Skyla2005 · 13/07/2020 20:55

If you dont end it you will be one of the posters on here saying they are in a sexless marriage and completely miserable they always say sex wasn’t great before but now it’s non existent. Don’t settle for this crap

Dery · 13/07/2020 21:11

"If you dont end it you will be one of the posters on here saying they are in a sexless marriage and completely miserable they always say sex wasn’t great before but now it’s non existent. Don’t settle for this crap"

This. Being splendidly single would be far better than this miserable drudgery and a whole world of opportunities will open up to you.

DoWahDiddy · 13/07/2020 21:47

What with his faux sexperience and your lack of transparency will this work without both of you being upfront and honest? A frank discussion is needed here.

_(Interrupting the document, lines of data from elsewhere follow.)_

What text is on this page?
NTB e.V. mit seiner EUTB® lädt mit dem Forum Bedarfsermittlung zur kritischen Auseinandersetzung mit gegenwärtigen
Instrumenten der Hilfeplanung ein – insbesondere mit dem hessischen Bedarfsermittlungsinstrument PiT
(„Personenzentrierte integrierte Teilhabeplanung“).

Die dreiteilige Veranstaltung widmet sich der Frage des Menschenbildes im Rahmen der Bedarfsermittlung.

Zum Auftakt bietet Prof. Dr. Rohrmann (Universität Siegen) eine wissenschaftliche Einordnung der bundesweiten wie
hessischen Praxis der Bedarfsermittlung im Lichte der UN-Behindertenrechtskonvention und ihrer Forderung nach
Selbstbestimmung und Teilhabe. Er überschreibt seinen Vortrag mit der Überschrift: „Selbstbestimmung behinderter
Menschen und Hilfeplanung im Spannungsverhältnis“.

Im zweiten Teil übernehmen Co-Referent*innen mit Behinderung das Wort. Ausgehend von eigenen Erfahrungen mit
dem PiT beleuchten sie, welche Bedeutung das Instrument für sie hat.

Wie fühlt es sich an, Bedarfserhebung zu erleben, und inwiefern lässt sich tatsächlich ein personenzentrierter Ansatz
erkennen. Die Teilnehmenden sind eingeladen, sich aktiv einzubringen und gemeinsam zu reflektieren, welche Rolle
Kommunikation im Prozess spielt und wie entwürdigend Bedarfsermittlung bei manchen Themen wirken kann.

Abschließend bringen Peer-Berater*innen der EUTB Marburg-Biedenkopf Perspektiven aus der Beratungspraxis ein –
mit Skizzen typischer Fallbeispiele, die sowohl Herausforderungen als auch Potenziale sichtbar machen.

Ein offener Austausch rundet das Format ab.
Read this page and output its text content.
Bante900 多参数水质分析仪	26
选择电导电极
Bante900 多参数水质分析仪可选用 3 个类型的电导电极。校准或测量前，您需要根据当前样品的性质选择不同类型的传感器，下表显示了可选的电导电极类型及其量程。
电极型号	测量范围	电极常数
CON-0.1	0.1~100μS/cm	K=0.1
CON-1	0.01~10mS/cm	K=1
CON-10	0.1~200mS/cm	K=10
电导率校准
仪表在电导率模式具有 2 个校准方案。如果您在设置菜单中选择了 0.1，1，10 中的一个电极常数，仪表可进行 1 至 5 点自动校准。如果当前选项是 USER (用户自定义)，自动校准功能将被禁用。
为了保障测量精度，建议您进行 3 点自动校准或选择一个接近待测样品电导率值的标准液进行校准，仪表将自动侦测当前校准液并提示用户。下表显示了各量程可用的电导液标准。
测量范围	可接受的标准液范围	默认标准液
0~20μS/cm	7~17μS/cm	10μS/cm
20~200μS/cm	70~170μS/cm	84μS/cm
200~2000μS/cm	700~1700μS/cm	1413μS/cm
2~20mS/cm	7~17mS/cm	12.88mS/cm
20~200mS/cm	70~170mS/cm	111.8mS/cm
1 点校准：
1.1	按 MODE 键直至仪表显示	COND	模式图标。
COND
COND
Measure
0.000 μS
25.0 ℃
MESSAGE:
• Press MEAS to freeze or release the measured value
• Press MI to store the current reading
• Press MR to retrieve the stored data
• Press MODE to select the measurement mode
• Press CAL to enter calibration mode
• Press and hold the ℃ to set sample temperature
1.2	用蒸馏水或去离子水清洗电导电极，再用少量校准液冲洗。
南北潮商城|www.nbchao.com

I'm a man and a few years ago had a mental wobble, the docs put me on the anti-depressant Sertraline. One of the side effects, that I was unaware of, was to suppress ejaculation. That side effect made me even more depressed. I told the doctor of my woes and he said Sertraline was also used to treat premature ejaculation. I ditched that medication!

There are options, OP.

achillesratty · 13/07/2020 22:28

Leave, now. Not only does he have premature ejaculation that he is unwilling to do anything about, he doesn't even try to satisfy you in other ways with his hands or mouth. If all that wasn't bad enough he is controlling your sexuality by telling you that you are not allowed toys.

I am not surprised he's worried you would prefer a vibrator, he's so inept and selfish and any woman would choose the vibrator. You are too young for crap like this, it's not your job to fix his dire sexual performance.